Ey kullarının gizli- açık kusurlarını bilen EL-ALÎM!
Hüzün ve kederlerimi sana arz etmeye, senden affını dilenmeye geldim.
Ey benim güzel Mahbubum! Tevbe kapıları kapanmadan, hüsrana uğrayanlardan olmadan, ölmeden sana kavuşmaya geldim.
Ey kullarının tevbesini kabul eden, kullarını cezalandırmada sabreden, tevbe yollarını ilham eden, hak ve doğruya sevk eden, fenalıktan men eden, YÂ
VEDÛD!
Çirkin günahlarım ruhumu ve bedenimi kabzetti.
Beni arındır YÂ KUDDÛS! Günahlarımı ört YÂ SETTÂR! Affeyle YÂ
ĞAFFÂR! Tevbemi kabul eyle YÂ TEVVÂB! Merhamet et YÂ RAHMÂN! Bağışla
YÂRAHÎM! Hidayet ver YÂ HÂDİ! Emin kıl YÂ MÜMİN!
Eûzübillâhimineşşeytânirracîm.
Bismillahirrahmanirrahîm.
Allahümme salli alâ seyyidinâ Muhammedin ve alâ âl- i seyyidinâ Muhammed.
“Umûm zemin yüzünde ve içinde ve havasında ve denizinde bütün zîhayatın ve
bilhassa zîrûhun ve bilhassa âciz ve zayıfların ve bilhassa yavruların, hem maddî
ve midevî, hem mânevî bütün rızıklarını, şefkatkârâne, kuru ve bâsît bir topraktan
ve câmid ve kemik gibi kuru odun parçalarından yapılan ve bilhassa en lâtifi kan ve
fışkı ortasından gelen ve bir dirhem kemik gibi bir tek çekirdekten yapılan binlerle
okka taamların, vakti vaktine, mukannen bir sûrette, hiçbirini unutmayarak ve
şaşırmayarak, gözümüz önünde, bir dest-i gaybî tarafından verilmesi hakîkatidir.

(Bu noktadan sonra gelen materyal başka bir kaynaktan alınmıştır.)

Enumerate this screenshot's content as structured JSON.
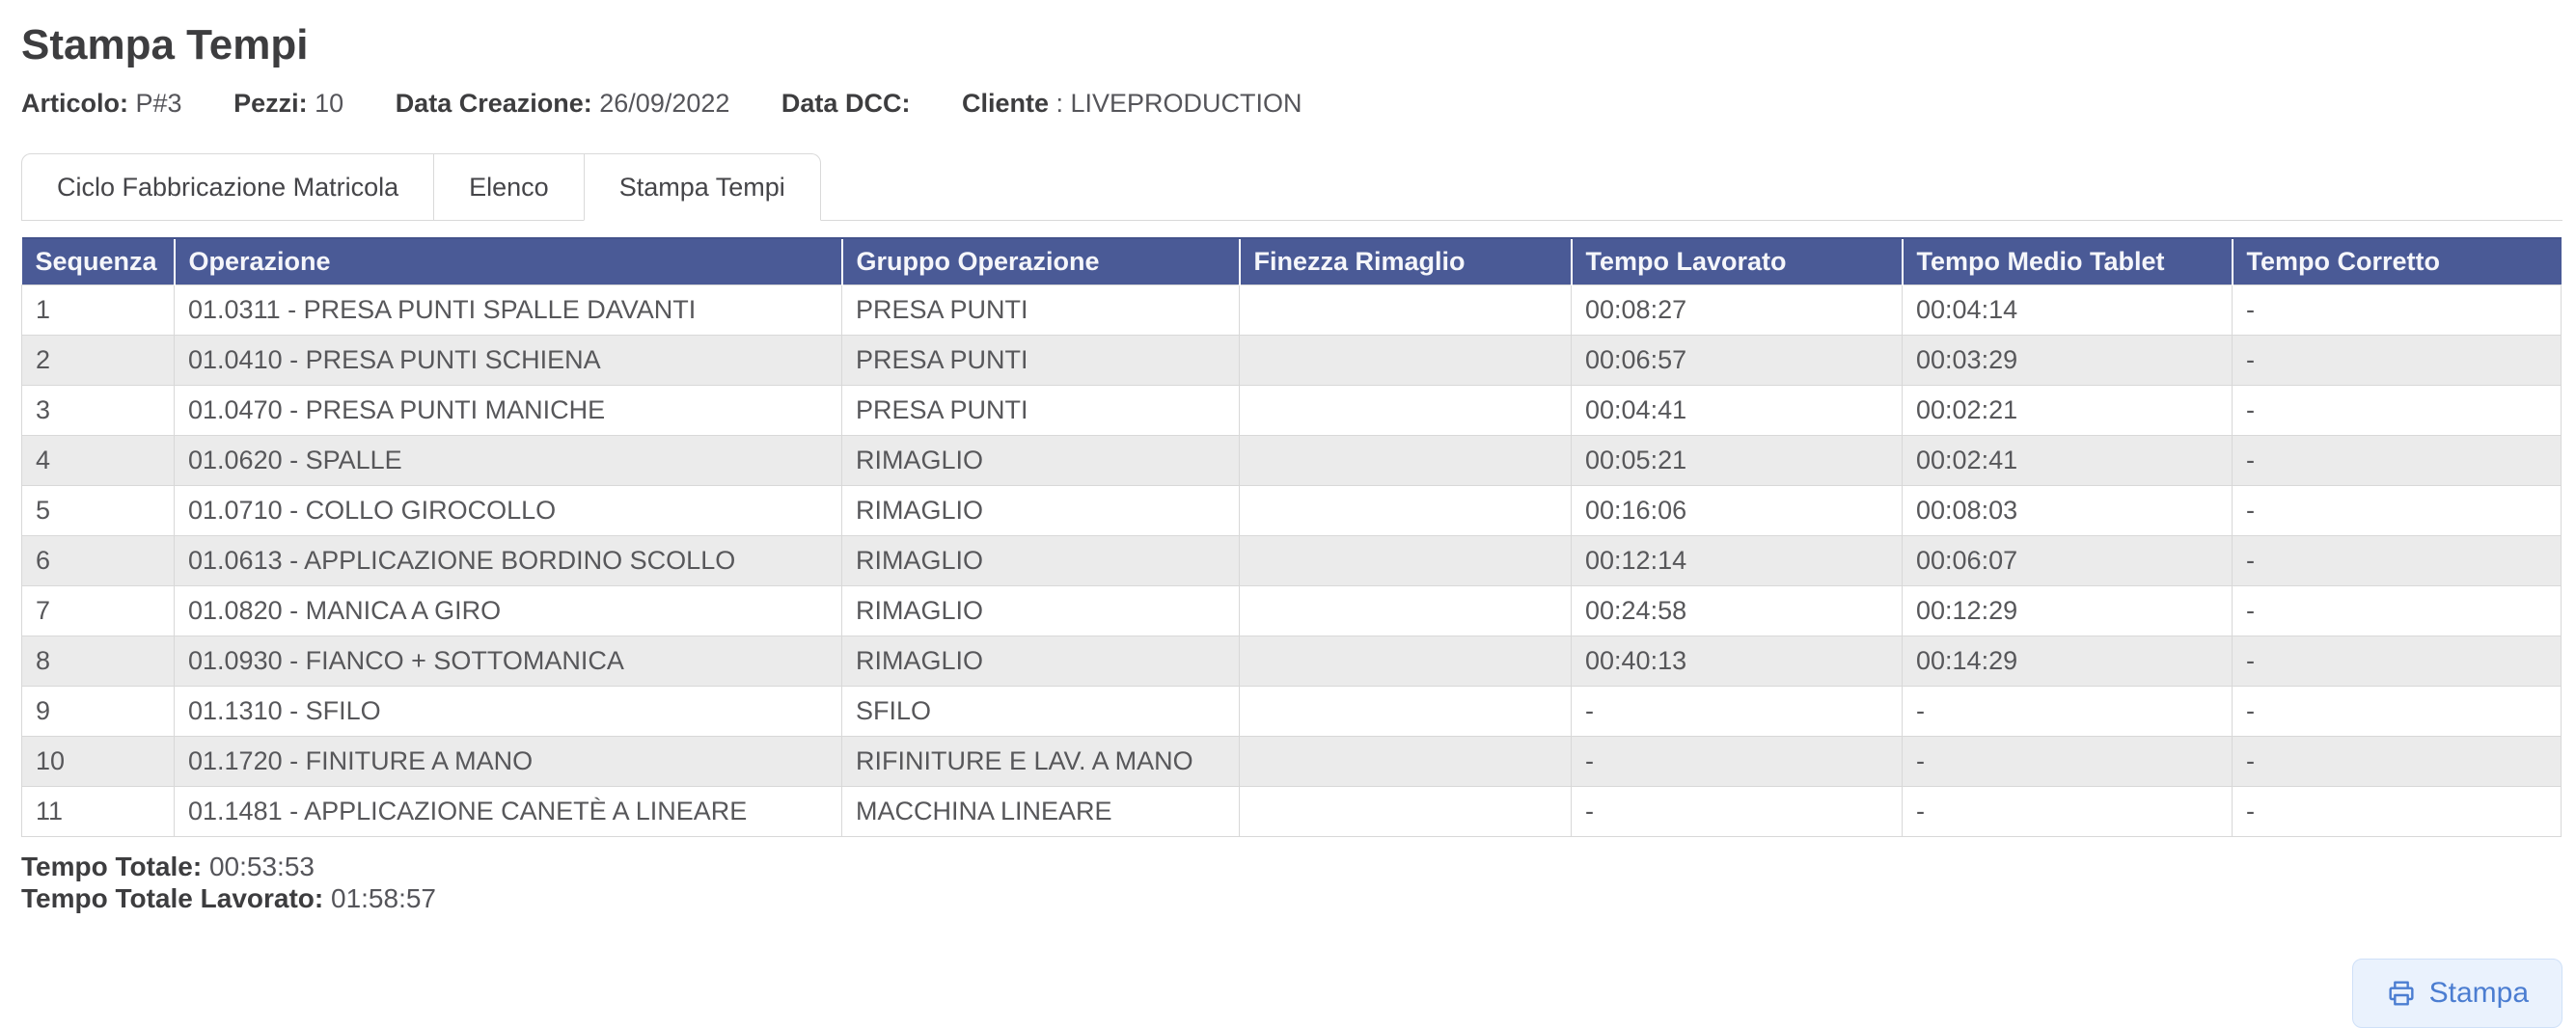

Hem gözümüzle görüyoruz: Birisi var ki, bize, zemin yüzünü rahmetin binlerle hediyeleriyle doldurmuş, bir ziyafetgâh yapmış ve rahmâniyetin yüz binlerle
ayrı ayrı lezzetli taamları içinde dizilmiş bir sofra etmiş ve zemin içini rahîmiyet
ve hakimiyetin binlerle kıymettar ihsanlarını câmi bir mahzen yapmış ve zemini, devr-i senevîsinde, bir ticaret gemisi hükmünde, her sene âlem-i gaybdan
levâzımât- ı insâniye ve hayatiyenin yüz bin çeşitlerinden en güzellerini içine alarak
yüklenmiş bir nevi sefine veya şimendifer gibi ve her baharı ise, erzâk ve elbisemizi
taşıyan bir vagon hükmünde olarak bizlere gönderir, bizi gâyet rahîmâne beslettirir.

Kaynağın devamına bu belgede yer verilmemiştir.